Book by Caroline Graham

The Killings at Badger's Drift is a mystery novel by English writer Caroline Graham and published by Century in 1987. The story follows Chief Inspector Tom Barnaby investigating the murder of an elderly spinster in a rural village. It is the first volume in Graham's Chief Inspector Barnaby series, followed by Death of a Hollow Man. In 1997, it was adapted as the pilot of Midsomer Murders, a popular ITV television series based on Graham's books.

==Plot summary==
In the fictional village of Badger's Drift, the elderly Miss Bellringer insists that her friend, Emily Simpson, did not die of a heart attack as her doctor claims, but was in fact murdered.
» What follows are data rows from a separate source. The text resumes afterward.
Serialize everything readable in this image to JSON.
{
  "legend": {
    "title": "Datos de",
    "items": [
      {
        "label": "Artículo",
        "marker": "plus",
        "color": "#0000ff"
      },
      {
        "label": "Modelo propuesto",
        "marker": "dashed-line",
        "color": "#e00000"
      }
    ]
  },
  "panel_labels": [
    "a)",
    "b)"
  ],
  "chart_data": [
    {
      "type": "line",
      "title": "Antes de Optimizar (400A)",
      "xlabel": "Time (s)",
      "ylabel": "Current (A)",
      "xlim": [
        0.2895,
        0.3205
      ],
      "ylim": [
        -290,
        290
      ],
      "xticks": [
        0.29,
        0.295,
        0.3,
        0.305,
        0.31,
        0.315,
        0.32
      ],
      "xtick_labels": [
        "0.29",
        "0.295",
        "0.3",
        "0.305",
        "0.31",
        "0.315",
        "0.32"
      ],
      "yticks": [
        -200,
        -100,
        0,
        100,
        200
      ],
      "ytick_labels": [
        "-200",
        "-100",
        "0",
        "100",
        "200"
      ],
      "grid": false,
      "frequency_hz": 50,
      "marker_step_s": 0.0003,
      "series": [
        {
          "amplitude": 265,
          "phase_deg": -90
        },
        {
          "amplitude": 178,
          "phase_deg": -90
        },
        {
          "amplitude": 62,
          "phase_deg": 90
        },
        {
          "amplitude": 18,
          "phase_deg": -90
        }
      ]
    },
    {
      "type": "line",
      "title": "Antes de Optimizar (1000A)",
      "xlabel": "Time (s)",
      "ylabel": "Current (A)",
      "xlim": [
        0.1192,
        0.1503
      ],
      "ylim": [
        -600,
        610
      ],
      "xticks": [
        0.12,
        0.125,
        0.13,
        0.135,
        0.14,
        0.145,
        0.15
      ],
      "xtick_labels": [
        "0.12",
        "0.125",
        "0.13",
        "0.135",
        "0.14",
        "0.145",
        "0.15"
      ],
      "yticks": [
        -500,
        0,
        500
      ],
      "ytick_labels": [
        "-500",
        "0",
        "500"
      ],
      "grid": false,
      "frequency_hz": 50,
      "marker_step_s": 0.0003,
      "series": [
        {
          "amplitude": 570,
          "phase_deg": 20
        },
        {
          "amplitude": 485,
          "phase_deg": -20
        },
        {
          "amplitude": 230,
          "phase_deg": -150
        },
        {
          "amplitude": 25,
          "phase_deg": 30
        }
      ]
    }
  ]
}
An autopsy soon proves her right, as a mix of red wine and hemlock is found in the dead woman's system. While the village descends into panic, the murderer strikes again, claiming the life of local birdwatcher Iris Rainbird.
As Barnaby investigates, aided by Sergeant Gavin Troy, he uncovers a connection between an older crime and the current killings at Badger's Drift.

==Publication==
- United Kingdom: 1987, Century (imprint of Random House), London, 1987, Hardback, 264 p., ISBN 0-7126-1744-2.
- United States: 1988, Adler & Adler, Bethesda, Maryland, 1988, Hardback, 264 p., ISBN 0-917561-41-4.
- Reprint: 2005, Felony & Mayhem Press, United States, 2005, trade paperback, xiv, 272 p., ISBN 978-1-933397-04-7

==Reception==
Publishers Weekly stated in its review of the novel: "Graham makes the characters humanly believable in her witty and tragic novel, a real winner." Kirkus Reviews noted: "An OK debut, but it might have been spectacular if Graham had focused more on the horticulture or more on the rococo sexual whimsies." In 2019, The Guardian included the novel in its Top 10 golden age detective novels list.

==Awards==
The Killings at Badger's Drift was well received by the mystery community. It was listed in The Top 100 Crime Novels of All Time, a list published in book form in 1990 by the British-based Crime Writers' Association. It also won the 1989 Macavity Award for "Best First Novel" and was nominated for the same honour at the 1989 Anthony Awards and the 1988 Agatha Awards.

==Television adaptation==
The book was adapted for British television as the first episode of Midsomer Murders, starring John Nettles as DCI Tom Barnaby and Daniel Casey as DS Gavin Troy. Broadcast on 23 March 1997, it was an enormous ratings success when there were only four television channels in the UK. The episode made its debut in the United States on the A&E cable network, with two showings on the night of 28 June 1998. On the screen, Emily Simpson's murder is made more violent. Instead of being poisoned, as in the novel, she is bludgeoned to death.

==Stage adaptation==
A stage adaptation of the story is touring the United Kingdom in 2025 and 2026. Inspector Tom Barnaby is played by Daniel Casey, who previously appeared as Troy in the main show.